Women and other oppressed and deprived people sometimes collude with the forces that perpetuate injustice against them. Women's acceptance of their lesser claim on household resources like food, their positive attitudes toward clitoridectemy and infibulations, their acquiescence to violence at the hands of their husbands, and their sometimes fatalistic attitudes toward their own poverty or suffering are all examples of "adaptive preferences," wherein women participate in their own deprivation.

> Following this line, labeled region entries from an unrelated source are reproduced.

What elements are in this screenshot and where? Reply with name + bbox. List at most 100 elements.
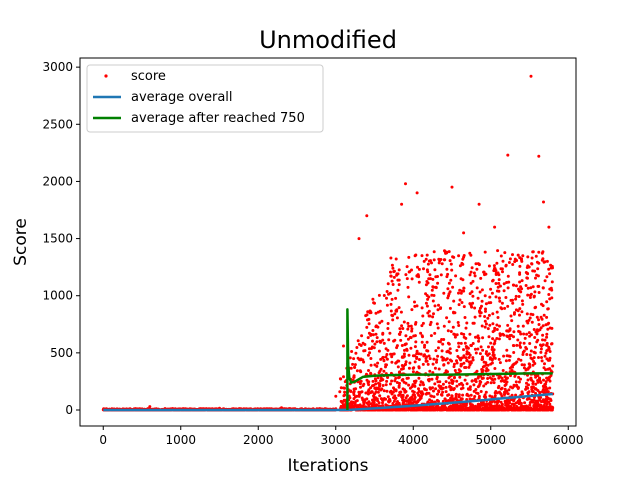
score-point bbox=[535, 260, 539, 264]
score-point bbox=[504, 399, 508, 403]
score-point bbox=[429, 334, 433, 338]
score-point bbox=[415, 352, 419, 356]
score-point bbox=[460, 408, 464, 412]
score-point bbox=[511, 283, 515, 287]
score-point bbox=[362, 382, 366, 386]
score-point bbox=[409, 336, 413, 340]
score-point bbox=[506, 153, 510, 157]
score-point bbox=[342, 375, 345, 379]
score-point bbox=[500, 267, 504, 271]
score-point bbox=[396, 272, 400, 276]
score-point bbox=[371, 384, 374, 388]
score-point bbox=[359, 379, 363, 383]
score-point bbox=[378, 309, 382, 313]
score-point bbox=[547, 345, 551, 349]
score-point bbox=[545, 395, 549, 399]
score-point bbox=[422, 267, 425, 271]
score-point bbox=[473, 306, 477, 310]
score-point bbox=[518, 307, 522, 311]
score-point bbox=[486, 363, 490, 367]
score-point bbox=[353, 395, 357, 399]
legend-box bbox=[86, 64, 324, 133]
score-point bbox=[441, 358, 445, 362]
score-point bbox=[472, 389, 476, 393]
score-point bbox=[425, 359, 429, 363]
score-point bbox=[468, 408, 471, 412]
score-point bbox=[369, 371, 373, 375]
score-point bbox=[534, 399, 538, 403]
score-point bbox=[427, 259, 431, 263]
score-point bbox=[359, 385, 362, 389]
score-point bbox=[367, 388, 371, 392]
score-point bbox=[511, 253, 514, 257]
y-tick-label: 1500 bbox=[42, 232, 73, 246]
score-point bbox=[530, 378, 533, 382]
score-point bbox=[427, 377, 431, 381]
score-point bbox=[375, 336, 379, 340]
score-point bbox=[537, 318, 540, 322]
score-point bbox=[546, 307, 550, 311]
score-point bbox=[365, 214, 369, 218]
score-point bbox=[497, 357, 501, 361]
y-tick-label: 3000 bbox=[42, 60, 73, 74]
x-tick-label: 6000 bbox=[553, 433, 584, 447]
score-point bbox=[386, 327, 390, 330]
score-point bbox=[447, 381, 451, 385]
score-point bbox=[449, 397, 453, 401]
score-point bbox=[493, 339, 497, 343]
score-point bbox=[512, 383, 516, 387]
score-point bbox=[483, 315, 487, 318]
score-point bbox=[428, 386, 432, 390]
score-point bbox=[372, 346, 376, 350]
score-point bbox=[523, 401, 527, 405]
score-point bbox=[508, 328, 512, 332]
score-point bbox=[493, 367, 497, 370]
score-point bbox=[490, 348, 494, 351]
score-point bbox=[480, 403, 484, 407]
score-point bbox=[537, 323, 541, 326]
score-point bbox=[475, 405, 479, 409]
score-point bbox=[348, 356, 352, 360]
score-point bbox=[528, 342, 532, 345]
score-point bbox=[505, 348, 509, 352]
score-point bbox=[450, 380, 454, 384]
score-point bbox=[451, 407, 455, 411]
score-point bbox=[487, 406, 491, 410]
score-point bbox=[459, 341, 463, 345]
score-point bbox=[410, 277, 414, 281]
score-point bbox=[538, 376, 542, 380]
score-point bbox=[506, 335, 510, 339]
score-point bbox=[479, 345, 483, 349]
score-point bbox=[483, 393, 487, 397]
score-point bbox=[503, 251, 507, 255]
score-point bbox=[489, 381, 493, 385]
score-point bbox=[374, 311, 378, 315]
score-point bbox=[484, 322, 488, 326]
score-point bbox=[365, 401, 369, 405]
score-point bbox=[445, 316, 449, 320]
score-point bbox=[527, 397, 531, 401]
score-point bbox=[455, 384, 459, 388]
score-point bbox=[545, 259, 549, 263]
score-point bbox=[526, 255, 530, 259]
score-point bbox=[388, 291, 392, 295]
score-point bbox=[452, 376, 456, 380]
score-point bbox=[515, 343, 519, 347]
score-point bbox=[494, 295, 498, 299]
score-point bbox=[436, 346, 440, 350]
score-point bbox=[467, 387, 471, 391]
score-point bbox=[474, 378, 477, 381]
score-point bbox=[512, 362, 516, 366]
score-point bbox=[363, 349, 367, 353]
score-point bbox=[503, 306, 507, 310]
score-point bbox=[522, 363, 526, 367]
score-point bbox=[541, 257, 545, 261]
score-point bbox=[470, 379, 474, 383]
score-point bbox=[365, 397, 369, 401]
score-point bbox=[480, 368, 484, 371]
score-point bbox=[391, 318, 395, 322]
score-point bbox=[532, 350, 536, 354]
score-point bbox=[516, 324, 520, 328]
score-point bbox=[447, 320, 451, 324]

Adaptive Preferences and Women's Empowerment offers a definition of adaptive preference and a moral framework for responding to adaptive preferences in development practice. Khader defines adaptive preferences as deficits in the capacity to lead a flourishing human life that are causally related to deprivation and argues that public institutions should conduct deliberative interventions to transform the adaptive preferences of deprived people. She insists that people with adaptive preferences can experience value distortion, but she explains how this fact does not undermine those people's claim to participate in designing development interventions that determine the course of their lives. Khader claims that adaptive preference identification requires a commitment to moral universalism, but this commitment need not be incompatible with a respect for culturally variant conceptions of the good. She illustrates her arguments with examples from real-world development practice.
Khader's deliberative perfectionist approach moves us beyond apparent impasses in the debates about internalized oppression and autonomous agency, relativism and universalism, and feminism and multiculturalism.